River Falls, feds disagree on paramedic payA federal review of the way River Falls pays its volunteer ambulance workers may not cost the city back wages but will, to a small degree, change how volunteers are used, say local officials.
By: Judy Wiff, River Falls Journal
A federal review of the way River Falls pays its volunteer ambulance workers may not cost the city back wages but will, to a small degree, change how volunteers are used, say local officials.
The audit, begun early this year, ended in conflicting conclusions by city officials, who insist River Falls owes no back pay to any ambulance workers, and a U.S. Department of Labor Wage & Hour Division director’s opinion that the city does indeed owe money to two paramedics.
The Department of Labor reviewed two years of city records involving compensation for volunteer EMTs and paramedics, said River Falls City Administrator Scot Simpson. He said the review did not include looking at pay for fulltime workers.
The ambulance service has 30 volunteer EMTs and paramedics. They are paid $2.60 per hour for on-call time and from $15 to $32 per run if they are called out, said EMS Director Jeff Rixmann. The paramedics are paid more than the EMTs for runs.
The department has four fulltime paramedics, one temporary fulltime paramedic and five part-time paramedics.
“We believe, obviously, that we didn’t violate anything,” said Simpson of the review of pay.
But Wage & Hour District Director Ann Buysman disagrees.
“The recent investigation of your organization … disclosed that you did not pay employees the overtime compensation required by the (Fair Labor Standards Act),” wrote Buysman in a letter dated Aug. 2.
“I understand you have agreed to comply with the act in the future, but you have not agreed to pay the back wages due your employees,” continued Buysman.
The letter says that if the ambulance service doesn’t pay those employees for the allegedly-owed overtime, the agency will advise the workers that they can sue for back wages and may be awarded up to twice the amount due plus attorney’s fees.
“They discussed amounts, but there wasn’t any amount in the letter,” said Simpson of the amount the DOL believes River Falls owes the two paramedics.
He said the city’s position that there was no back pay or overtime owed, but the DOL asked the city to voluntarily agree to pay an amount to those two employees.
“We didn’t agree to that,” said Simpson, who wouldn’t say how much the DOL was suggesting paying, except that he “wouldn’t categorize it as significant amounts.”
The letter said basically that the DOL workers understand the city’s position, they don’t agree, but they don’t intend to pursue action, summarized Simpson.
“Most of it came down to the fact whether or not the employees are volunteers,” he said.
Simpson said there are several tests to determine if an employee is a volunteer.
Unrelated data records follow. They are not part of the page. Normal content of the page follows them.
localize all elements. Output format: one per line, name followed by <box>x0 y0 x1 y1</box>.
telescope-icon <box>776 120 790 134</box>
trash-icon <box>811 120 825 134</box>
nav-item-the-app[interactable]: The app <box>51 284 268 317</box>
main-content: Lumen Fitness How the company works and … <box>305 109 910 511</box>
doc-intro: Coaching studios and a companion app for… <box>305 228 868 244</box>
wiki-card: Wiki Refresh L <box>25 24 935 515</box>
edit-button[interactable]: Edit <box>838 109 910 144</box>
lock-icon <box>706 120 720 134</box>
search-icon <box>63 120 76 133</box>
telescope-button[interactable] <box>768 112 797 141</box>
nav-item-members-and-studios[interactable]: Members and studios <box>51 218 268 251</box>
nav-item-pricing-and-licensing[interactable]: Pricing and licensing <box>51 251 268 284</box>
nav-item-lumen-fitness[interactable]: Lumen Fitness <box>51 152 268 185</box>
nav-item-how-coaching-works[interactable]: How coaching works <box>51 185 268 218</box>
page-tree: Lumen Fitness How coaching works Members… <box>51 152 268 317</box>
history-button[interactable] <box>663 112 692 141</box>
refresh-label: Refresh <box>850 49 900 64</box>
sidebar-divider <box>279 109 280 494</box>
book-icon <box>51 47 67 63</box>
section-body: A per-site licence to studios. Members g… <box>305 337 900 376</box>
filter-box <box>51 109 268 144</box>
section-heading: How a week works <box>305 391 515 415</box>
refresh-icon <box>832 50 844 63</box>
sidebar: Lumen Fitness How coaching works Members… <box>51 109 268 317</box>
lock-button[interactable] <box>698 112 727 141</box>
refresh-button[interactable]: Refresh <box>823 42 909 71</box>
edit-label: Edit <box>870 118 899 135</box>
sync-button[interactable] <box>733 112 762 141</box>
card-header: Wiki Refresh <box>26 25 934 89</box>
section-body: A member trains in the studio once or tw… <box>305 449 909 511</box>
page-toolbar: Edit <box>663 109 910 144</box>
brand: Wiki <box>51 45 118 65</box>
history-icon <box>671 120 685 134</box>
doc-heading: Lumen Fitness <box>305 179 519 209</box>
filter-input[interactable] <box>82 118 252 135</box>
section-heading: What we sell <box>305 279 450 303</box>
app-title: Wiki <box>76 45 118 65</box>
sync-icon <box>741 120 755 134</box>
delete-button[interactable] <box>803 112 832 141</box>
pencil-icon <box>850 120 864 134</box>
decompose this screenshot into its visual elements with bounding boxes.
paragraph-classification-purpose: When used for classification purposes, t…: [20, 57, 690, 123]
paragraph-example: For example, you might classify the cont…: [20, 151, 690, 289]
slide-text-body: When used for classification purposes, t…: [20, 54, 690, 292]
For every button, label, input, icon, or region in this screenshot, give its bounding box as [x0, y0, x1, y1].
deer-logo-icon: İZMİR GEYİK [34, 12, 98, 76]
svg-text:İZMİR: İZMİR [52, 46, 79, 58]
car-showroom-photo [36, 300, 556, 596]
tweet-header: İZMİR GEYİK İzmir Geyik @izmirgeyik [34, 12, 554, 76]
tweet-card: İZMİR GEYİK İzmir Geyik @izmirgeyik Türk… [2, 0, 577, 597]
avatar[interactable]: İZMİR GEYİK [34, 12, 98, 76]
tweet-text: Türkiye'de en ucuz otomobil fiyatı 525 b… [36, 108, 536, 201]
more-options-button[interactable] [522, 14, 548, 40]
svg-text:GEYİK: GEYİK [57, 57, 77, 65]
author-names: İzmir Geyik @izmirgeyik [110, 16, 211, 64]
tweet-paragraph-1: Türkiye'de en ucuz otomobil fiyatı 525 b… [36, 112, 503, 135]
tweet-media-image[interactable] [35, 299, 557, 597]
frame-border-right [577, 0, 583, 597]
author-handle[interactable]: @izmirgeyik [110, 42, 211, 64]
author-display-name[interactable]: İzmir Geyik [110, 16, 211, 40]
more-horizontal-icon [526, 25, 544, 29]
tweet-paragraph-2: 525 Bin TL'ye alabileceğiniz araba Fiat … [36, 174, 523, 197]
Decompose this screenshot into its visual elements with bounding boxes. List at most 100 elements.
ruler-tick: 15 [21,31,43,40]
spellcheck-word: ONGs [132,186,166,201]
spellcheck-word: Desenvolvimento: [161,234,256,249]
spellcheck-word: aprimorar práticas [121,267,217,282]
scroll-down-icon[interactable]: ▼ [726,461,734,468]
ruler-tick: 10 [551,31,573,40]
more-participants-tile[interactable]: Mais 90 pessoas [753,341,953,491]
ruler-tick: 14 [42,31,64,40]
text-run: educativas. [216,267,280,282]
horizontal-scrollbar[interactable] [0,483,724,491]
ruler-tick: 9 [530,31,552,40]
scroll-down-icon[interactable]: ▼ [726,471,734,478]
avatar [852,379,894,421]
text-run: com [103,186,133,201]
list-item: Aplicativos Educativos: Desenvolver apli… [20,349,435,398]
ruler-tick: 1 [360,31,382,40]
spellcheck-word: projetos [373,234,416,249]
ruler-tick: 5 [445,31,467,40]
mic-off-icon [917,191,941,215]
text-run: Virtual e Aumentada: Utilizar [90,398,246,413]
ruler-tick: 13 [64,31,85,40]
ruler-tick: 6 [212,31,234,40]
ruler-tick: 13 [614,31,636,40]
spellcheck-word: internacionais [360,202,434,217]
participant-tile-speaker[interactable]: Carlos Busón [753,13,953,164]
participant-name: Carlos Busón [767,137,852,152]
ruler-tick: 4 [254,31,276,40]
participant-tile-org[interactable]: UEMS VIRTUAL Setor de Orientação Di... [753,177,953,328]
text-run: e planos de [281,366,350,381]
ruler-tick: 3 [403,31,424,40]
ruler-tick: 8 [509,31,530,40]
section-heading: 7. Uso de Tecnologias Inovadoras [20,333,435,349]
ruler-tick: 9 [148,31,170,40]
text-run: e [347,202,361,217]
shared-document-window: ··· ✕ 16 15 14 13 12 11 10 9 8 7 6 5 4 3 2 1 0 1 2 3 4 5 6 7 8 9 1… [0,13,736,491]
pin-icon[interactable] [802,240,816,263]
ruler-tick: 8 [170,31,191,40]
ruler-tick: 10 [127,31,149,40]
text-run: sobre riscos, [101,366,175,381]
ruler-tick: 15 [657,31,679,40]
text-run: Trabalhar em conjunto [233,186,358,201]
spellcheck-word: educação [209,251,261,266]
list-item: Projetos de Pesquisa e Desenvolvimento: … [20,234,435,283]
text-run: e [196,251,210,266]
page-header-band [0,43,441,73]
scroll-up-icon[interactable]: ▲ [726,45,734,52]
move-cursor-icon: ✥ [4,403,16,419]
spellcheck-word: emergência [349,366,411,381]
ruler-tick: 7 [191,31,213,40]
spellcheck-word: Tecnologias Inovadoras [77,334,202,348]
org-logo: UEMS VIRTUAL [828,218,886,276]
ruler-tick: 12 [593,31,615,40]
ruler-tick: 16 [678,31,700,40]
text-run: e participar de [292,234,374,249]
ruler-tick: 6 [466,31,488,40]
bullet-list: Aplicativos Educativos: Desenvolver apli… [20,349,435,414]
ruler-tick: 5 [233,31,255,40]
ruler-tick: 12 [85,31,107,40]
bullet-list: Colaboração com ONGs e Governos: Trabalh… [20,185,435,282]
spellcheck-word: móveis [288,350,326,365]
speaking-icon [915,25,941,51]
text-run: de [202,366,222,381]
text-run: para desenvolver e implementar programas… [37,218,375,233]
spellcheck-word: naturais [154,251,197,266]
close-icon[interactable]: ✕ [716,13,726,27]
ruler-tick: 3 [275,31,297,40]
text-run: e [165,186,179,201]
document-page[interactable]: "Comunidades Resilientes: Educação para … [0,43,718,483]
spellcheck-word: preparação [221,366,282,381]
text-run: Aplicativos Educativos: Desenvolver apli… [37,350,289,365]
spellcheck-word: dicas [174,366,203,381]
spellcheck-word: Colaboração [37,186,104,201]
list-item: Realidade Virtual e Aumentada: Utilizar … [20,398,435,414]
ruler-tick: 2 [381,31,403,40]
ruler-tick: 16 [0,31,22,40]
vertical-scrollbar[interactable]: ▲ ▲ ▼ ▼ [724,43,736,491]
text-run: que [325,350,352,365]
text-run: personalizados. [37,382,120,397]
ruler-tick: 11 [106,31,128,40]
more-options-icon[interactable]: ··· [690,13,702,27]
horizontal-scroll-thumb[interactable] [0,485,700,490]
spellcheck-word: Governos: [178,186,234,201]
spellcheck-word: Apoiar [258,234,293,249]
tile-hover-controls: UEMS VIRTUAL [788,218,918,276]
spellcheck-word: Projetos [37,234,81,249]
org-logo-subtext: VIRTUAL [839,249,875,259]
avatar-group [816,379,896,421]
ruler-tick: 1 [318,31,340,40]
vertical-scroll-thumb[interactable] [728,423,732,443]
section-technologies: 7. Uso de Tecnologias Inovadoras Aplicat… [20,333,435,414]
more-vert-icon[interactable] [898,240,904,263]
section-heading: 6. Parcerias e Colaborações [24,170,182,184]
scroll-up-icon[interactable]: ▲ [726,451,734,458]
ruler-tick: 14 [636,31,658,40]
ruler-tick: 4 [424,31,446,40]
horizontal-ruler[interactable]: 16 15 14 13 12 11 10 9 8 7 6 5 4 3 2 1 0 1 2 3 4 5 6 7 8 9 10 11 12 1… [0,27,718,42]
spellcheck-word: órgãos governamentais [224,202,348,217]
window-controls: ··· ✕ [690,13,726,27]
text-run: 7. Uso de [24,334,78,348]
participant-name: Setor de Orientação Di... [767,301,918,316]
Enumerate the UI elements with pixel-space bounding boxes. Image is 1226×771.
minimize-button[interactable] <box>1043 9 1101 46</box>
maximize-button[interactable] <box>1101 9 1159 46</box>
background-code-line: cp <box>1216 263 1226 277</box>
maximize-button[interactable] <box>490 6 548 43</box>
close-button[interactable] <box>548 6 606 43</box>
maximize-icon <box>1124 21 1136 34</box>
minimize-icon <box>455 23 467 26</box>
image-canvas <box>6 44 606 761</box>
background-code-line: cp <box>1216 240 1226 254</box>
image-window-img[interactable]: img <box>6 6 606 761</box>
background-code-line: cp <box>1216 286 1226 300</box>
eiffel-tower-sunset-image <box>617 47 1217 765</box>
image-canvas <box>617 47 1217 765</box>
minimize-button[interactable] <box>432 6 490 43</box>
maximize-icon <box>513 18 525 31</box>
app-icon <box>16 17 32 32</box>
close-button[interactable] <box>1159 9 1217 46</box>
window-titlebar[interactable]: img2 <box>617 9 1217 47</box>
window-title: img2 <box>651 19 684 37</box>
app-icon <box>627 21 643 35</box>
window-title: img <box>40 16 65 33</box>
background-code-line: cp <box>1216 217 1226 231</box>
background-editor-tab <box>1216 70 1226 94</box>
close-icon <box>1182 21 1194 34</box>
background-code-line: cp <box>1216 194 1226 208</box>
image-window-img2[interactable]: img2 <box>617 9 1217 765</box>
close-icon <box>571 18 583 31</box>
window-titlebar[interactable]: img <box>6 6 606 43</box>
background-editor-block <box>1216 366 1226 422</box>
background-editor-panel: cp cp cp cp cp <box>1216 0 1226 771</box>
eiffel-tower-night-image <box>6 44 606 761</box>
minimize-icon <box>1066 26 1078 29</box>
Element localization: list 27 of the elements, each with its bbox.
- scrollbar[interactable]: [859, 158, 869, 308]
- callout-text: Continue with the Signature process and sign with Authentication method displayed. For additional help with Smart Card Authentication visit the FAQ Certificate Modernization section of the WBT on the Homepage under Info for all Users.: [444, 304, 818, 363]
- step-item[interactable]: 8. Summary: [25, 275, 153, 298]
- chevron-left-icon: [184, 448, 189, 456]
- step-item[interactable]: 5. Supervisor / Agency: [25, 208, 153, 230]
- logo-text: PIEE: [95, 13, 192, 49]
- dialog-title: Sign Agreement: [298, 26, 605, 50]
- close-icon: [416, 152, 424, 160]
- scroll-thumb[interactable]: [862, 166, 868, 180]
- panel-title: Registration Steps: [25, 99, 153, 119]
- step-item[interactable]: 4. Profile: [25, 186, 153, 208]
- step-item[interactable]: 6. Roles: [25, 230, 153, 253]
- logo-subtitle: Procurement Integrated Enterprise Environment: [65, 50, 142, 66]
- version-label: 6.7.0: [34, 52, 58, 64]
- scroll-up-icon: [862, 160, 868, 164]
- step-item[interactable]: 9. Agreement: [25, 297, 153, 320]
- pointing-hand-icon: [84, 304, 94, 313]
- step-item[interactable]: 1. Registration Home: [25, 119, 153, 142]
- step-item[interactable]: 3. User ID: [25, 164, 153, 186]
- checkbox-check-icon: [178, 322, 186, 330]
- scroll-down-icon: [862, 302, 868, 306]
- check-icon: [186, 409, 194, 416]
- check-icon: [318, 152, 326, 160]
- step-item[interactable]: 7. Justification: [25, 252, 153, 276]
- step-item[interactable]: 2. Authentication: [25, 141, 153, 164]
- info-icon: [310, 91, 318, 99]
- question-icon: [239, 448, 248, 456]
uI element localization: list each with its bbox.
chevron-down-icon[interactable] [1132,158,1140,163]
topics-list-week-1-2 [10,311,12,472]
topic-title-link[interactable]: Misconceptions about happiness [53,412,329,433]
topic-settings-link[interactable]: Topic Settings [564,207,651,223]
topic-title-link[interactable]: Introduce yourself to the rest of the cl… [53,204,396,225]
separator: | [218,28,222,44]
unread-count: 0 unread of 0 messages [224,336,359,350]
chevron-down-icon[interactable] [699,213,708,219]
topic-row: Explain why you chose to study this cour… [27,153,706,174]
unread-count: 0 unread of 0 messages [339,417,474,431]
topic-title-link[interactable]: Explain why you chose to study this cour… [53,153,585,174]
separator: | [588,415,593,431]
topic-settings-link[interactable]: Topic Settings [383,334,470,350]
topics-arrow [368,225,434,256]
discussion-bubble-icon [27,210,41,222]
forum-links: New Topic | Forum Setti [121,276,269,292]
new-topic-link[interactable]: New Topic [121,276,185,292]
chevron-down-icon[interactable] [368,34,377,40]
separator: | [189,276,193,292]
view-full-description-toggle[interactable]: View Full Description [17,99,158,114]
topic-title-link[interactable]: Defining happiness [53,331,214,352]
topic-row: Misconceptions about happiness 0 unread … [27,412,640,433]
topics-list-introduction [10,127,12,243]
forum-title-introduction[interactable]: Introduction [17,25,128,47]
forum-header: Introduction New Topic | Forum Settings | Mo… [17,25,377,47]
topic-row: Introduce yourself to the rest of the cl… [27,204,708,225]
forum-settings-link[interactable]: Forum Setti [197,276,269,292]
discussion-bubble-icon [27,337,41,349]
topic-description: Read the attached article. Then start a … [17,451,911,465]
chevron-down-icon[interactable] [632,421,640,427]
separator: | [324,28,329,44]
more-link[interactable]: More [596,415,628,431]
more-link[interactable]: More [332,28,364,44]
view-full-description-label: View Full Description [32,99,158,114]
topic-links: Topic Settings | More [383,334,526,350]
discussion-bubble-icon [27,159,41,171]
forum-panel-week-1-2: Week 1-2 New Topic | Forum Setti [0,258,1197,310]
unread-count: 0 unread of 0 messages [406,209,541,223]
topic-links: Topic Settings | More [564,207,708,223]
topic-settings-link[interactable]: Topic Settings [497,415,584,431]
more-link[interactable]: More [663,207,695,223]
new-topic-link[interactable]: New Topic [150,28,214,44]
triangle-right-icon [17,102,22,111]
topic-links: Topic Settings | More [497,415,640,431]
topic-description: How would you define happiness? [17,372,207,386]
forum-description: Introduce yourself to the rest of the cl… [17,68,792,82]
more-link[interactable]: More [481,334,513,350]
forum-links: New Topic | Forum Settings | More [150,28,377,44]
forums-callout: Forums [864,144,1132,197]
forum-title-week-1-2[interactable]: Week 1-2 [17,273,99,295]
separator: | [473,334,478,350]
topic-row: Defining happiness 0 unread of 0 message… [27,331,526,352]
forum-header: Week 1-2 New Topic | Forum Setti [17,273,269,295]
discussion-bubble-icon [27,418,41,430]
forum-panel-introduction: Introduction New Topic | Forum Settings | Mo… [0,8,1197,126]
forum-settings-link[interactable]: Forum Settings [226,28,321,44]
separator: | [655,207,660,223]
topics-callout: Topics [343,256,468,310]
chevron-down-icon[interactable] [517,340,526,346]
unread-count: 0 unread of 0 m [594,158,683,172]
One standard is the “nominal fee” test. If a person accepts less than 20% of what a fulltime regular worker would make, he or she is not considered an employee, said Simpson. In this case 20% of the usual annual pay for a paramedic is about $12,500.
Two River Falls volunteer paramedics had been paid just over that amount, said Simpson.
He said the city took its review a step farther, went back over the two years and looked at everything — training, work and on-call hours — and divided that into the amount paid to make sure the volunteers still weren’t owed back or overtime pay.
“We did the whole calculation and submitted it to the DOL,” said Simpson, adding the city concluded it had fairly paid the volunteer paramedics.
“Those two people didn’t ask the city for back wages or overtime,” he added.
The volunteers are motivated by a desire to serve, said Simpson. “They are not doing it for the money. They’re doing it to serve the community.”
He said the Fair Labor Standards Act exempts volunteers from minimum wage and overtime laws: “Those laws are meant for employees.”
After the review, the DOL asked if the city would be willing to calculate back pay a different way, said Simpson. River Falls officials didn’t agree to that, he said.
But the ambulance services is moving toward a fulltime, part-time and volunteer model so it’s clear who is what, said Simpson.
The city has reviewed procedures and talked to ambulance workers about their perceptions. Simpson said the service is working on changes that make it clear that a volunteer is a volunteer, that volunteers stay below the 20%-pay rule, and that people are being treated and paid fairly.
“It doesn’t really change things for us a whole lot from what we’re doing now,” agreed Rixmann. But, he said, the department will be watching to ensure that no volunteer paramedic is paid more than 20% of what a fulltime worker would get.
“It’s been an interesting experience, it took a long time, (but) I’m not sure it’s complete,” summarized Simpson.